Обидно понимаешь, да

Сергей Самарычев
«Еду в Магадан» есть такая песня у Васи Обломова, но я сегодня еду не в Магадан, хвала всевышнему, я сегодня еду в Грузию. Я родился на Кавказе и горы для меня привычны, они были частью ежедневного пейзажа, который просто не замечают, как не замечают старые обои на стене. И только спустя какое-то время, когда я изменил свое географическое положение на белорусскую синиокость, я почувствовал, что в моем визуальном мире чего-то не хватает и за этим чем-то я скучаю. 

Я еду в Грузию, через Крестовый перевал. 2379 метров над уровнем моря. Горы везде. Под тобой. Над тобой. От них ни куда не деться. От них кружиться голова. От них закладывает уши. Узкая двух полосная дорога змеится сквозь них. Водитель Надар давит на газ, двигатель маршрутки негодующе воет. Слева пропасть, там, на дне ущелья среди камней и скал серебрится бурная река. Красота ужасная. Главное, в этом словосочетании, слово «ужас», потому что каждый маневр водителя, это совсем не легкая, а вполне конкретная паника в тебе. Ты до хруста в костях сжимаешь поручень и примерно прикидываешь, сколько лететь до этой красивой бурной реки. Зачем то вспоминаешь, что где-то читал, что если лететь относительно долго, то первым не выдерживает сердце и умираешь от этого, а не от так сказать соприкосновения. Но эта мысль не хрена не успокаивает. Думаешь, зачем ты это вспомнил и именно сейчас. Чего-то вдруг остро хочется жить. Понимаешь всю хрупкость собственного бытия и унизительную зависимость от этого куска метала, где малейший сбой в этих трубках-патрубках, реле и тягах грозит с незапланированной встречей с архангелом Михаилом. Пытаешься устыдить себя, за эту маленькую слабость, но в этот момент машина начинает обгонять по встречной полосе громадную фуру. В самый сложный момент этого рискованного маневра пронзительно громко звонит мобильник, все полноценные 220 вольт проходят через твое тело, волосы становиться дыбом, Надар поворачивает голову, убирает одну руку с руля и тянется к телефону, и ты в этот момент пронзительно ясно понимаешь, что это возможно он и звонит: «Привет, это Михаил. Вы скоро?».  И уже повторной волной становится стыдно уже не за эту маленькую слабость, а за это кокетливо-ободряющее  «маленькую», потому что в эти мгновения эта малютка закрыла собой небо и солнце.

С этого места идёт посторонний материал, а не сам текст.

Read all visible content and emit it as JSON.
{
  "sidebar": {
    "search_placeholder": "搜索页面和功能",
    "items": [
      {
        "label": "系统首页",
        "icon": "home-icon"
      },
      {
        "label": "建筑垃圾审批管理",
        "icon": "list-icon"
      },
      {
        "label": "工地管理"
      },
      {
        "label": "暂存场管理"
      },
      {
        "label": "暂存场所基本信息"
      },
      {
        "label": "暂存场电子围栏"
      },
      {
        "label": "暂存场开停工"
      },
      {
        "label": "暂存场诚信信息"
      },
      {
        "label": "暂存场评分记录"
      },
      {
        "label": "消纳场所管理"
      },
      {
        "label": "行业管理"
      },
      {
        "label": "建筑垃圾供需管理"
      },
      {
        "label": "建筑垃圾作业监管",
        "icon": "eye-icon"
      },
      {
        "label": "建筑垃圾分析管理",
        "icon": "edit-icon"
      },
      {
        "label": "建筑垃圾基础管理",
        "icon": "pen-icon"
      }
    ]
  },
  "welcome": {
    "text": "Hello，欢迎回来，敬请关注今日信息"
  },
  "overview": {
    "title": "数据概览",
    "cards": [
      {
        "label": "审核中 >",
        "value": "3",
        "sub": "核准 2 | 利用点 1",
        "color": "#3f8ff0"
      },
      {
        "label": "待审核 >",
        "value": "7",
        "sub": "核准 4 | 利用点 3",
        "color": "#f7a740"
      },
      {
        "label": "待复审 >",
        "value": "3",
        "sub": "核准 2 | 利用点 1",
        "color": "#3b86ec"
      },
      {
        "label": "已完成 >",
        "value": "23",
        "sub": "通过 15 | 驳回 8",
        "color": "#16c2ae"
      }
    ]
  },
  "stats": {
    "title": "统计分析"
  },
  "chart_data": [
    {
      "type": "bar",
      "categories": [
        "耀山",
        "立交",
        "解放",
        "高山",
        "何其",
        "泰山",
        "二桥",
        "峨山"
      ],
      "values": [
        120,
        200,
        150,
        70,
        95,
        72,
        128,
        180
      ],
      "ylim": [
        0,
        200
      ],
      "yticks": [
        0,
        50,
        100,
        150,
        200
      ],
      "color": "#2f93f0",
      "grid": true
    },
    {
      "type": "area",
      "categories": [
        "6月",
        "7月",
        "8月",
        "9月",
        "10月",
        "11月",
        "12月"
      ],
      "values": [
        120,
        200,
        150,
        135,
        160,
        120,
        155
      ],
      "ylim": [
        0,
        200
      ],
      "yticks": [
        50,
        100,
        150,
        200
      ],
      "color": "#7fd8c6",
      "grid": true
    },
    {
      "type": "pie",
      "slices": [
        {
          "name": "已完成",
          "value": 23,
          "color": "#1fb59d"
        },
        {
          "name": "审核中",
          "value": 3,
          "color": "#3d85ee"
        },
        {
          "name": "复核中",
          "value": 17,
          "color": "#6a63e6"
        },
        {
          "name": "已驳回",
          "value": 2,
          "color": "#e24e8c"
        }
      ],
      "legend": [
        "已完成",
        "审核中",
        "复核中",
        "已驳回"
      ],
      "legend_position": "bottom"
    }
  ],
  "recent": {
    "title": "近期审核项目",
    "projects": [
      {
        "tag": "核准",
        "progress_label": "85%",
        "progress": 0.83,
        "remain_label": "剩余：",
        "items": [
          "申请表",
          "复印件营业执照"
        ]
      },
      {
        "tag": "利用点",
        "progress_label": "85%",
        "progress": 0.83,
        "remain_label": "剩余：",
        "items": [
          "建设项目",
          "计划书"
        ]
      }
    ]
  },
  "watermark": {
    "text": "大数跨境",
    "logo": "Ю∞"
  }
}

А за горы обидно. Их здесь столько. Нам бы в Беларусь такую бы одну. Да и им, думаю не жалко. Да, пожалуйста. Они не жадные, эти грузины. А нам бы одну. Она бы у нас стала символом и предметом национальной гордости. Она бы у нас торчала из каждого рекламного проспекта.  Мы бы ее на герб, на флаг. Мы бы о ней слагали легенды. Мы бы эти легенды рассказывали новорожденным, сразу после репки и курочки Рябы. Мы бы обследовали каждую пещеру, каждый скальный выступ. Описали бы каждое дерево. Приезжих гостей мы бы насильно тянули к этой горе и заставляли прилюдно восхищаться, под страхом тюремного заключения за недостаточную искренность. Там, на самой высокой точке этой горы мы бы поставили красивейший храм, и паломники всей страны выстраивались бы в очередь, что бы иметь благость подняться к нему, по узкой горной тропке. Молодожёны, перед походом в ЗАГС, обязательно приезжали бы к этой горе и развешивали на самых больших и красивых деревьях яркие, длинные ленты. Скалолазы висели бы гроздьями на ее скалистых выступах. Самый отчаянный конечно бы погиб. И эту скалу назвали бы его именем. У самого уступа, друзья сделали бы небольшой каменный холмик с его фотографией, и к нему бы несли цветы, свечи и старые альпенштоки. И еще бы обязательно написали пронзительно красивую песню. Про эту гору, про вольный ветер, про дружбу, про любовь и про этого хорошего парня.

А здесь их столько. Ну, вот эта, например. «Как она называется», -  интересуюсь я у Надара. В ответ тот равнодушно пожимает плечами: «Гора».